È vero che lei ha chiesto di poter firmare in bianco?
«Beh... è vero... ma non lo dovrei dire io... Alla mia età è facile, l'Atalanta e Bergamo le considero scelte definitive...».

Poi al secondo anno farà il dirigente?
«Sì, l'accordo è più o meno questo. Credo di aver maturato tanta esperienza, immagino di poter dare un contributo all'Atalanta, si tratterà di definire il ruolo».

Escludiamo quello di addetto all'arbitro...
«Ah, ah. No, quello no... Ma l'anno prossimo miglioro. Davvero...».

Come no: in B si perderà poco...
«La questione è un'altra. Credo mi sia servita tantissimo l'esperienza di Parma».
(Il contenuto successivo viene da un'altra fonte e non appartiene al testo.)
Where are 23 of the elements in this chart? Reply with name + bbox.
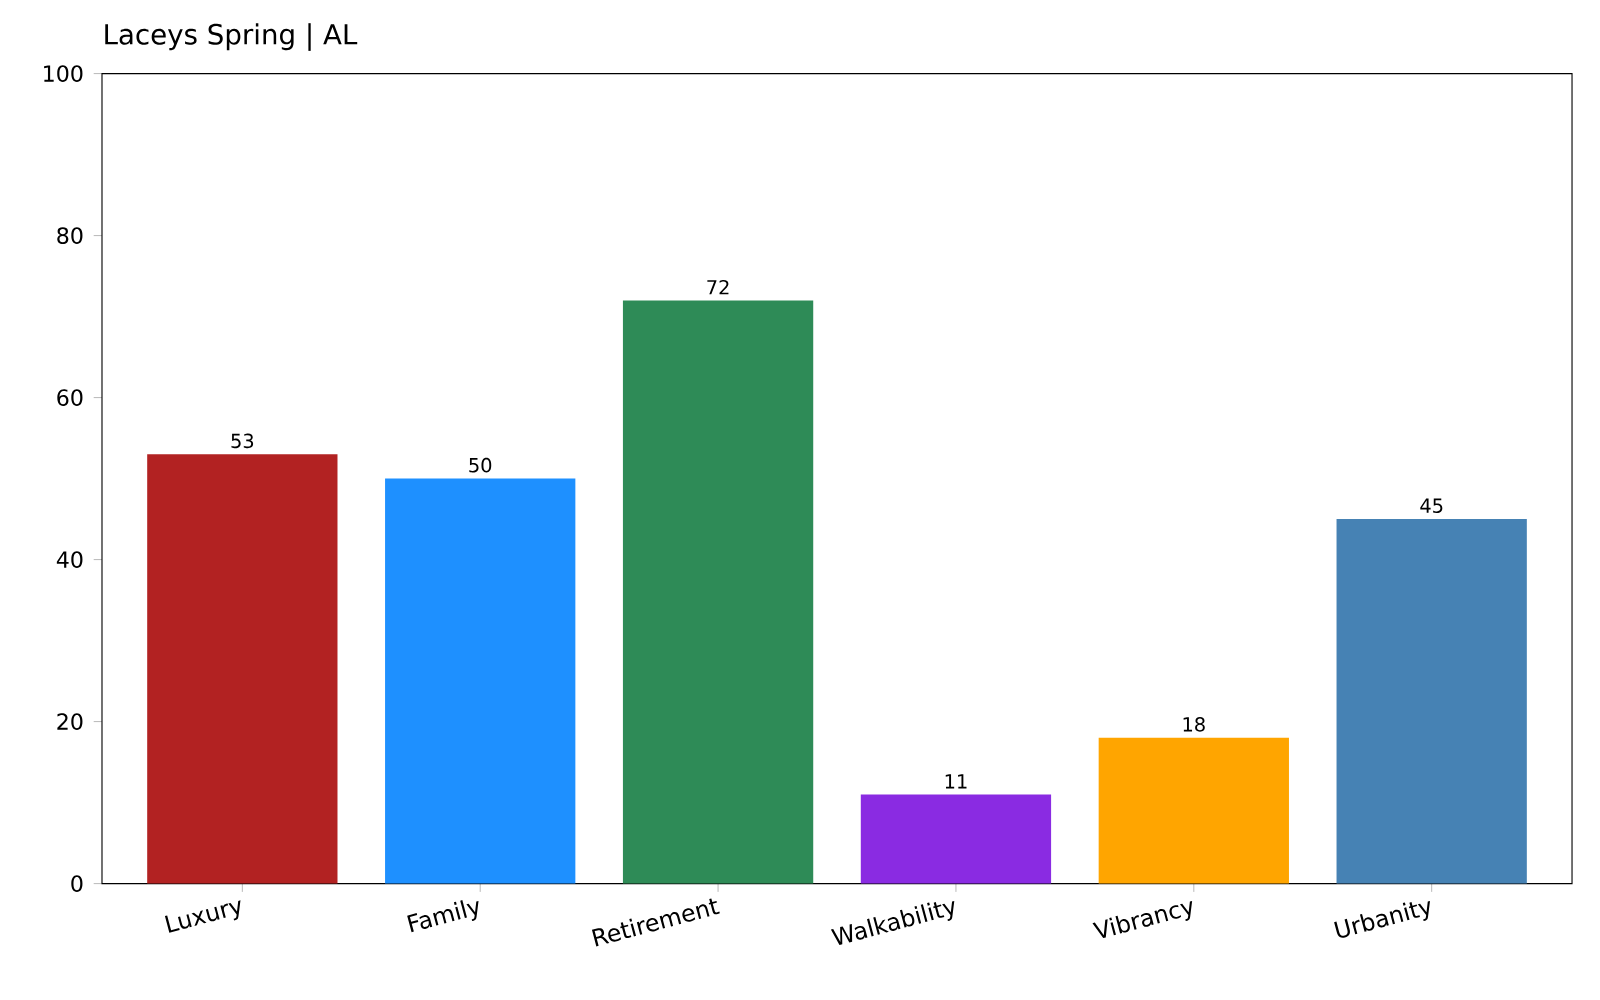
- y-tick-label: 0: [71, 875, 83, 892]
- y-tick-label: 100: [44, 65, 83, 82]
- x-tick-label: Urbanity: [1334, 900, 1430, 938]
- data-label: 53: [231, 433, 254, 449]
- y-tick-label: 40: [56, 551, 83, 568]
- y-tick-label: 60: [57, 389, 83, 406]
- data-label: 50: [469, 457, 492, 473]
- bar: [622, 300, 814, 884]
- bar: [1098, 737, 1289, 884]
- data-label: 18: [1183, 717, 1205, 732]
- data-label: 72: [707, 279, 729, 295]
- bar: [1336, 519, 1527, 884]
- bar: [385, 478, 576, 884]
- chart-title: Laceys Spring | AL: [105, 23, 358, 51]
- data-label: 45: [1420, 498, 1443, 513]
- x-tick-label: Family: [407, 900, 479, 933]
- y-tick-label: 20: [57, 713, 83, 730]
- y-tick-label: 80: [57, 227, 83, 244]
- x-tick-label: Vibrancy: [1092, 900, 1193, 939]
- x-tick-label: Luxury: [164, 900, 241, 933]
- data-label: 11: [945, 774, 967, 789]
- bar: [147, 454, 338, 884]
- bar: [860, 794, 1052, 884]
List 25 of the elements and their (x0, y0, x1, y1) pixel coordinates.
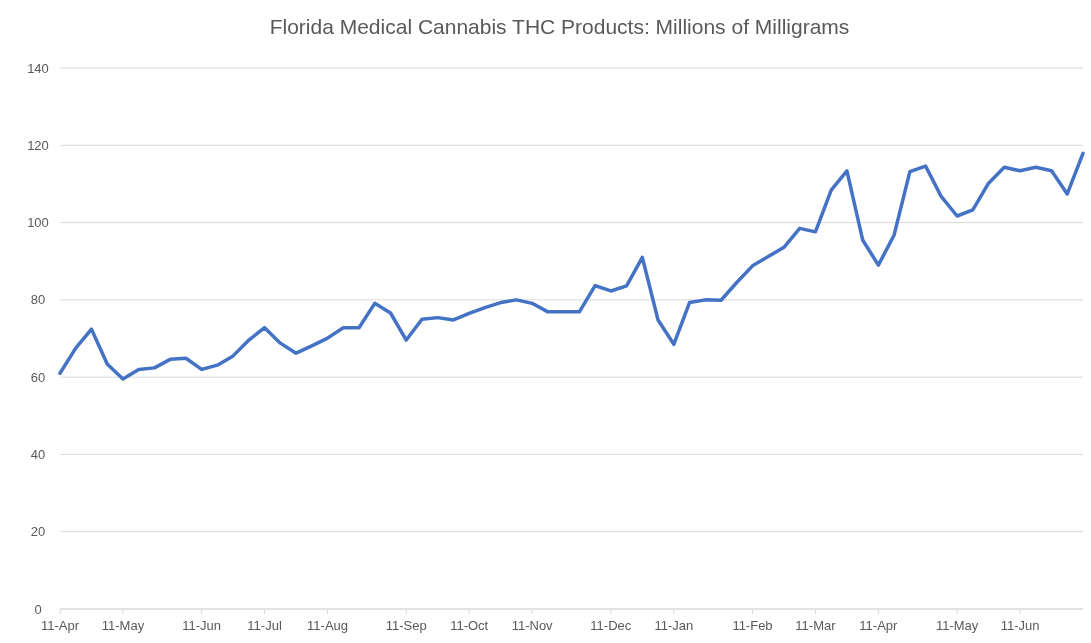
chart-title: Florida Medical Cannabis THC Products: Millions of Milligrams (269, 15, 850, 38)
y-tick-label: 140 (27, 60, 49, 76)
x-tick-label: 11-Aug (307, 618, 349, 633)
y-tick-label: 0 (34, 601, 42, 617)
y-tick-label: 80 (30, 292, 46, 308)
y-tick-label: 120 (27, 137, 49, 153)
x-tick-label: 11-Mar (795, 618, 837, 633)
x-tick-label: 11-Dec (590, 618, 632, 633)
x-tick-label: 11-Jul (247, 618, 282, 633)
x-tick-label: 11-Jan (654, 618, 694, 633)
x-tick-label: 11-Apr (859, 618, 899, 633)
x-tick-label: 11-Oct (450, 618, 489, 633)
x-tick-label: 11-Nov (511, 618, 554, 633)
x-tick-label: 11-Apr (40, 618, 80, 633)
y-tick-label: 100 (27, 215, 49, 231)
y-tick-label: 40 (30, 446, 46, 462)
y-tick-label: 60 (30, 369, 46, 385)
x-tick-label: 11-May (935, 618, 979, 633)
x-tick-label: 11-Sep (385, 618, 427, 633)
x-tick-label: 11-Jun (1000, 618, 1040, 633)
y-tick-label: 20 (30, 524, 46, 540)
line-series (58, 151, 1085, 381)
x-tick-label: 11-Feb (732, 618, 773, 633)
x-tick-label: 11-May (101, 618, 145, 633)
x-tick-label: 11-Jun (182, 618, 222, 633)
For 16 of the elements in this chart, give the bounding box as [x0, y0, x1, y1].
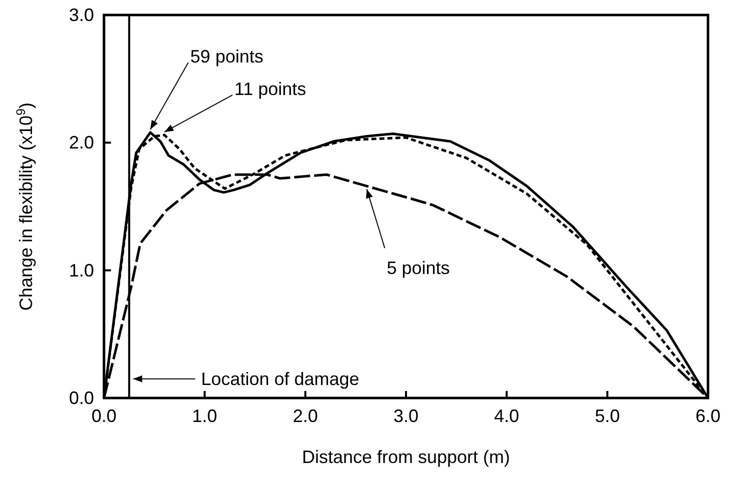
x-tick-label: 3.0 — [393, 406, 419, 426]
ref-line-label: Location of damage — [201, 368, 360, 389]
x-tick-label: 1.0 — [192, 406, 218, 426]
x-tick-label: 5.0 — [594, 406, 620, 426]
x-tick-label: 4.0 — [494, 406, 520, 426]
y-tick-label: 0.0 — [68, 388, 94, 408]
text: 11 points — [234, 79, 306, 100]
y-tick-label: 2.0 — [68, 132, 94, 153]
text: 59 points — [190, 46, 264, 66]
x-tick-label: 0.0 — [91, 406, 117, 426]
y-tick-label: 3.0 — [68, 5, 94, 25]
x-tick-label: 2.0 — [292, 406, 318, 426]
x-axis-title: Distance from support (m) — [302, 447, 510, 467]
x-tick-label: 6.0 — [695, 406, 721, 426]
y-tick-label: 1.0 — [68, 260, 94, 280]
text: 5 points — [386, 258, 450, 278]
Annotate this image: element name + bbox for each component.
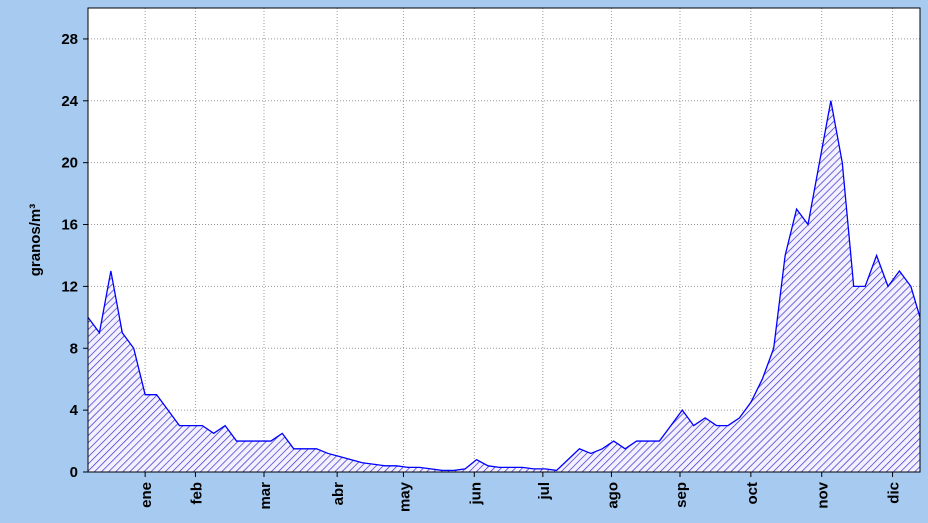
x-tick-label: mar (257, 482, 274, 510)
plot-border (87, 7, 921, 473)
y-tick-label: 16 (61, 217, 78, 234)
x-tick-label: nov (815, 481, 832, 508)
x-tick-label: ene (138, 482, 155, 508)
x-tick-label: sep (673, 482, 690, 508)
x-tick-label: jun (467, 482, 484, 506)
x-tick-label: abr (330, 482, 347, 506)
area (88, 100, 920, 473)
x-tick-label: oct (744, 482, 761, 505)
y-axis-label: granos/m³ (27, 204, 44, 277)
y-tick-label: 28 (61, 31, 78, 48)
y-tick-label: 20 (61, 155, 78, 172)
y-tick-label: 12 (61, 278, 78, 295)
y-tick-label: 4 (70, 402, 79, 419)
x-tick-label: dic (886, 482, 903, 504)
y-tick-label: 8 (70, 340, 78, 357)
x-tick-label: feb (188, 482, 205, 505)
x-tick-label: jul (536, 482, 553, 501)
y-tick-label: 24 (61, 93, 78, 110)
x-tick-label: ago (604, 482, 621, 509)
line (87, 100, 921, 472)
x-tick-label: may (396, 481, 413, 512)
y-tick-label: 0 (70, 464, 78, 481)
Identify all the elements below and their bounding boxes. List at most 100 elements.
L'espulsione con tre giornate di squalifica del marzo scorso?
«Esatto. Dopo quell'episodio a tante critiche assolutamente comprensibili si sono unite cattiverie incredibili: Doni destabilizza, Doni qui, Doni là... Un giorno a Zingonia ho incrociato Mino Favini che vedendomi mogio mi ha portato in giro per i campi, a fare una chiacchierata...».

Grande Favini!
«Grande davvero. Prima mi ha strigliato per il mio comportamento, dicendomi chiaro che avevo sbagliato. Poi mi ha rasserenato con un concetto: chi ti conosce sa che hai sbagliato per troppo amore. "E il troppo amore si perdona sempre, quindi stai tranquillo", mi ha detto. Per questo so che migliorerò».

Giocando dove?
«Deciderà Colantuono».

Si dice sempre così. Ma a lei non piacerebbe fare...
«...no, il Pirlo no... me lo suggeriscono in tanti...».

Macché Pirlo! Ma se l'allenatore le chiedesse di fare il centravanti?
«Eh, ci proverei. Perché no, se servirà mi metterò a disposizione...».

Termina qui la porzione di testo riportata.